Vierundzwanzig Stunden Live-Übertragung aus dem Regionalparlament

TEXT UND FOTOS: VANESSA BARBARA



Im Februar 2008 stieg Senator Mário Couto von der Sozialdemokratischen Partei von der Rednertribüne und stürzte sich auf seinen Rivalen Gilvam Borges von der Partei der Demokratischen Bewegung Brasiliens. Borges wehrte sich und stieß zurück. Bevor die beiden getrennt werden konnten, beleidigten sie einander aufs Heftigste: „Euer Ehren, Sie sind ein Scharlatan!“, schrie Couto. „Du Arsch“, gab Borges zurück. Ein andermal führte Angela Guadagnin von der Arbeiterpartei São Paulos mitten im Regionalparlament ein Freudentänzchen auf, weil man die Korruptionsanklage gegen einen ihrer Freunde zurückgezogen hatte. Zwischen den Stühlen des Plenarsaals ließ sie ihren Arsch in bester brasilianischer Tradition kräftig kreisen, während die Kameras das Ereignis im nationalen Fernsehen verewigten.

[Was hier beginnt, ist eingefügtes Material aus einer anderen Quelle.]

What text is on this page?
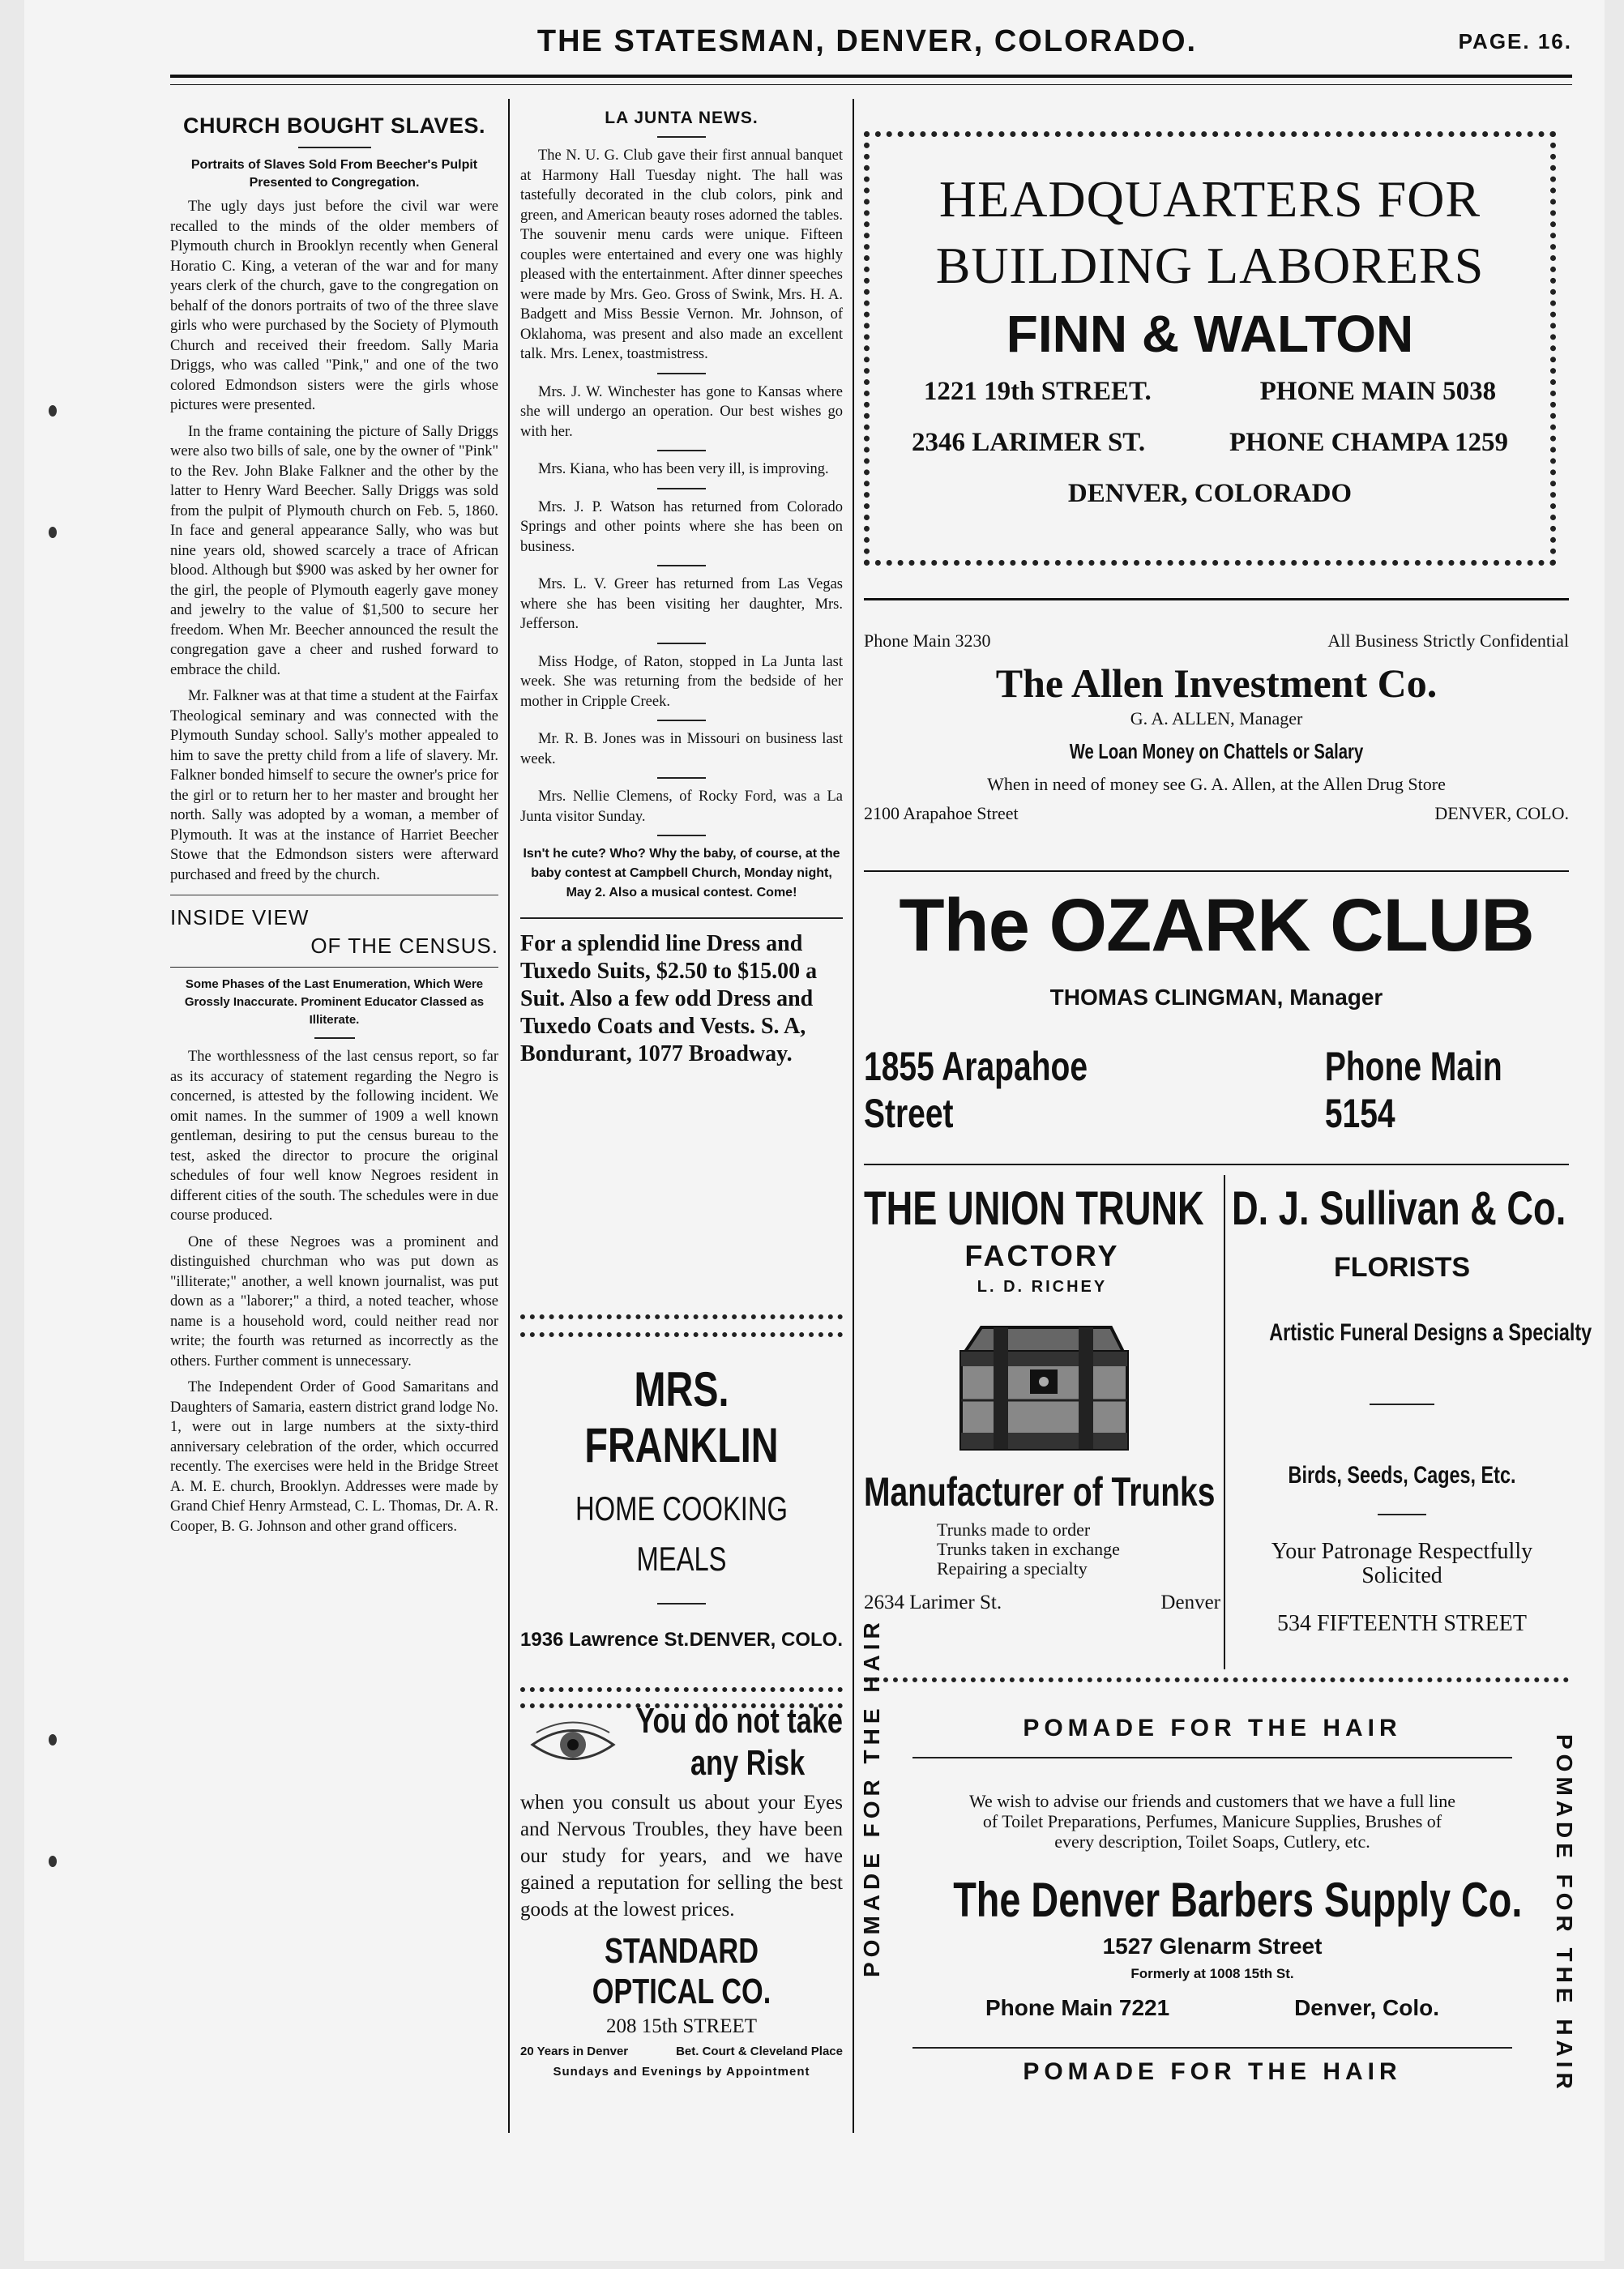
THE STATESMAN, DENVER, COLORADO.	PAGE. 16.
CHURCH BOUGHT SLAVES.
Portraits of Slaves Sold From Beecher's Pulpit Presented to Congregation.

The ugly days just before the civil war were recalled to the minds of the older members of Plymouth church in Brooklyn recently when General Horatio C. King, a veteran of the war and for many years clerk of the church, gave to the congregation on behalf of the donors portraits of two of the three slave girls who were purchased by the Society of Plymouth Church and received their freedom. Sally Maria Driggs, who was called "Pink," and one of the two colored Edmondson sisters were the girls whose pictures were presented.

In the frame containing the picture of Sally Driggs were also two bills of sale, one by the owner of "Pink" to the Rev. John Blake Falkner and the other by the latter to Henry Ward Beecher. Sally Driggs was sold from the pulpit of Plymouth church on Feb. 5, 1860. In face and general appearance Sally, who was but nine years old, showed scarcely a trace of African blood. Although but $900 was asked by her owner for the girl, the people of Plymouth eagerly gave money and jewelry to the value of $1,500 to secure her freedom. When Mr. Beecher announced the result the congregation gave a cheer and rushed forward to embrace the child.

Mr. Falkner was at that time a student at the Fairfax Theological seminary and was connected with the Plymouth Sunday school. Sally's mother appealed to him to save the pretty child from a life of slavery. Mr. Falkner bonded himself to secure the owner's price for the girl or to return her to her master and brought her north. Sally was adopted by a woman, a member of Plymouth. It was at the instance of Harriet Beecher Stowe that the Edmondson sisters were afterward purchased and freed by the church.

INSIDE VIEW
OF THE CENSUS.
Some Phases of the Last Enumeration, Which Were Grossly Inaccurate. Prominent Educator Classed as Illiterate.

The worthlessness of the last census report, so far as its accuracy of statement regarding the Negro is concerned, is attested by the following incident. We omit names. In the summer of 1909 a well known gentleman, desiring to put the census bureau to the test, asked the director to procure the original schedules of four well know Negroes resident in different cities of the south. The schedules were in due course produced.

One of these Negroes was a prominent and distinguished churchman who was put down as "illiterate;" another, a well known journalist, was put down as a "laborer;" a third, a noted teacher, whose name is a household word, could neither read nor write; the fourth was returned as incorrectly as the others. Further comment is unnecessary.

The Independent Order of Good Samaritans and Daughters of Samaria, eastern district grand lodge No. 1, were out in large numbers at the sixty-third anniversary celebration of the order, which occurred recently. The exercises were held in the Bridge Street A. M. E. church, Brooklyn. Addresses were made by Grand Chief Henry Armstead, C. L. Thomas, Dr. A. R. Cooper, B. G. Johnson and other grand officers.

LA JUNTA NEWS.

The N. U. G. Club gave their first annual banquet at Harmony Hall Tuesday night. The hall was tastefully decorated in the club colors, pink and green, and American beauty roses adorned the tables. The souvenir menu cards were unique. Fifteen couples were entertained and every one was highly pleased with the entertainment. After dinner speeches were made by Mrs. Geo. Gross of Swink, Mrs. H. A. Badgett and Miss Bessie Vernon. Mr. Johnson, of Oklahoma, was present and also made an excellent talk. Mrs. Lenex, toastmistress.

Mrs. J. W. Winchester has gone to Kansas where she will undergo an operation. Our best wishes go with her.

Mrs. Kiana, who has been very ill, is improving.

Mrs. J. P. Watson has returned from Colorado Springs and other points where she has been on business.

Mrs. L. V. Greer has returned from Las Vegas where she has been visiting her daughter, Mrs. Jefferson.

Miss Hodge, of Raton, stopped in La Junta last week. She was returning from the bedside of her mother in Cripple Creek.

Mr. R. B. Jones was in Missouri on business last week.

Mrs. Nellie Clemens, of Rocky Ford, was a La Junta visitor Sunday.

Isn't he cute? Who? Why the baby, of course, at the baby contest at Campbell Church, Monday night, May 2. Also a musical contest. Come!
For a splendid line Dress and Tuxedo Suits, $2.50 to $15.00 a Suit. Also a few odd Dress and Tuxedo Coats and Vests. S. A, Bondurant, 1077 Broadway.
MRS. FRANKLIN
HOME COOKING
MEALS
1936 Lawrence St. DENVER, COLO.
You do not take
any Risk
when you consult us about your Eyes and Nervous Troubles, they have been our study for years, and we have gained a reputation for selling the best goods at the lowest prices.
STANDARD OPTICAL CO.
208 15th STREET
20 Years in Denver	Bet. Court & Cleveland Place
Sundays and Evenings by Appointment
HEADQUARTERS FOR
BUILDING LABORERS
FINN & WALTON
1221 19th STREET.	PHONE MAIN 5038
2346 LARIMER ST.	PHONE CHAMPA 1259
DENVER, COLORADO
Phone Main 3230	All Business Strictly Confidential
The Allen Investment Co.
G. A. ALLEN, Manager
We Loan Money on Chattels or Salary
When in need of money see G. A. Allen, at the Allen Drug Store
2100 Arapahoe Street	DENVER, COLO.
The OZARK CLUB
THOMAS CLINGMAN, Manager
1855 Arapahoe Street
Phone Main 5154
THE UNION TRUNK
FACTORY
L. D. RICHEY
Manufacturer of Trunks
Trunks made to order
Trunks taken in exchange
Repairing a specialty
2634 Larimer St.	Denver
D. J. Sullivan & Co.
FLORISTS
Artistic Funeral Designs a Specialty
Birds, Seeds, Cages, Etc.
Your Patronage Respectfully Solicited
534 FIFTEENTH STREET
POMADE FOR THE HAIR	POMADE FOR THE HAIR
POMADE FOR THE HAIR
We wish to advise our friends and customers that we have a full line of Toilet Preparations, Perfumes, Manicure Supplies, Brushes of every description, Toilet Soaps, Cutlery, etc.
The Denver Barbers Supply Co.
1527 Glenarm Street
Formerly at 1008 15th St.
Phone Main 7221	Denver, Colo.
POMADE FOR THE HAIR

Solche Sachen passieren so häufig, dass ich beschloss, ein Wochenende nur damit zu verbringen, mir 24 Stunden am Stück die Übertragung des Regierungsfernsehens des Staates São Paulo anzusehen. Ich hielt die Geschehnisse dabei in einem Tagebuch fest, damit der Rest der Welt eine Vorstellung davon bekommt, wie Lokalpolitik in Brasilien abläuft. Um mich vorzubereiten, duschte ich, zog meinen besten Schlafanzug an und pflanzte mich aufs Sofa. Ich schaltete Kanal 7 ein und erwischte noch die Worte eines Abgeordneten: „Mit der mittelmäßigen Intelligenz, die der Herrgott mir verliehen hat …“ Bald hatte die Debatte des Abends begonnen und zwei Bürger mit glänzenden Schuhen erklärten die ökonomische Lage der Agrarwirtschaft der Stadt Jundiaí—und zwar bis ins letzte Detail. Später versuchte ein Abgeordneter, sich gegen Proteste wegen des Baus eines Gefängnisses in der Stadt zu verteidigen: „Das ist doch eigentlich überholt, wenn man bedenkt, dass es ja bereits gebaut ist.“ Mir wurde klar, dass das eine lange Nacht werden würde.

21:03 Uhr: In der gemütlichen Enge des Kellerraums S-46 des Parlamentsgebäudes wendet sich der Abgeordnete Aldo Demarchi an das Fernsehpublikum und bekundet, dass er viel „bezüglich der Bürgerrechte“ gelernt habe.

21:16 Uhr: Der Abgeordnete hat gerade zum dritten Mal den eleganten Ausdruck „wohingegen“ in seinen Abhandlungen untergebracht.

21:19 Uhr: „São Paulo ist eine Perle“, sagt der Abgeordnete, während er seine goldene Armbanduhr schwenkt. Der Moderator unterbricht mit einer Frage über die gesteigerten Getreidepflanzungen auf dem Land.

21:25 Uhr: Die Debatte über Massentierhaltung geht nahtlos über zur Person, die den australischen Eukalyptus in Brasilien eingeführt hat.

21:29 Uhr: Wichtige Anmerkung: Es scheint, dass der Abgeordnete einen krummen kleinen Finger hat.

21:32 Uhr: Eine ermüdende Dokumentation über den Fluss Tietê wird eingespielt und konzentriert sich eine halbe Stunde lang auf die indigenen Völker Brasiliens und die Etymologie des Wortes „Tietê“. Um genau 21:48 Uhr bestelle ich eine Pizza. Wenig später endet die Dokumentation mit den verzweifelten Lauten sinnlichen Stöhnens. Endlich.

22:01 Uhr: Die Inspektion eines Inspektionsfahrzeugs wird debattiert. Um 22:06 Uhr mache ich meine erste Pinkelpause und notiere mir im Geiste: „Es scheint, als wäre es September.“

22:34 Uhr: Die Pizza kommt.

22:36 Uhr: Ein nicht namentlich genannter Abgeordneter stellt fest: „Die Priorität mit der höchsten Priorität schließt die Priorität aus, die die geringste Priorität hat. Das ist Logik. Das ist ganz elementar.“ Die Menge dreht durch.

22:57 Uhr: Der Parlamentspräsident, Barros Munhoz von der Sozialdemokratischen Partei Brasiliens, erhält von seinen Kollegen Komplimente. Sie nennen ihn einen „Genossen“ und eine „außergewöhnliche Person“.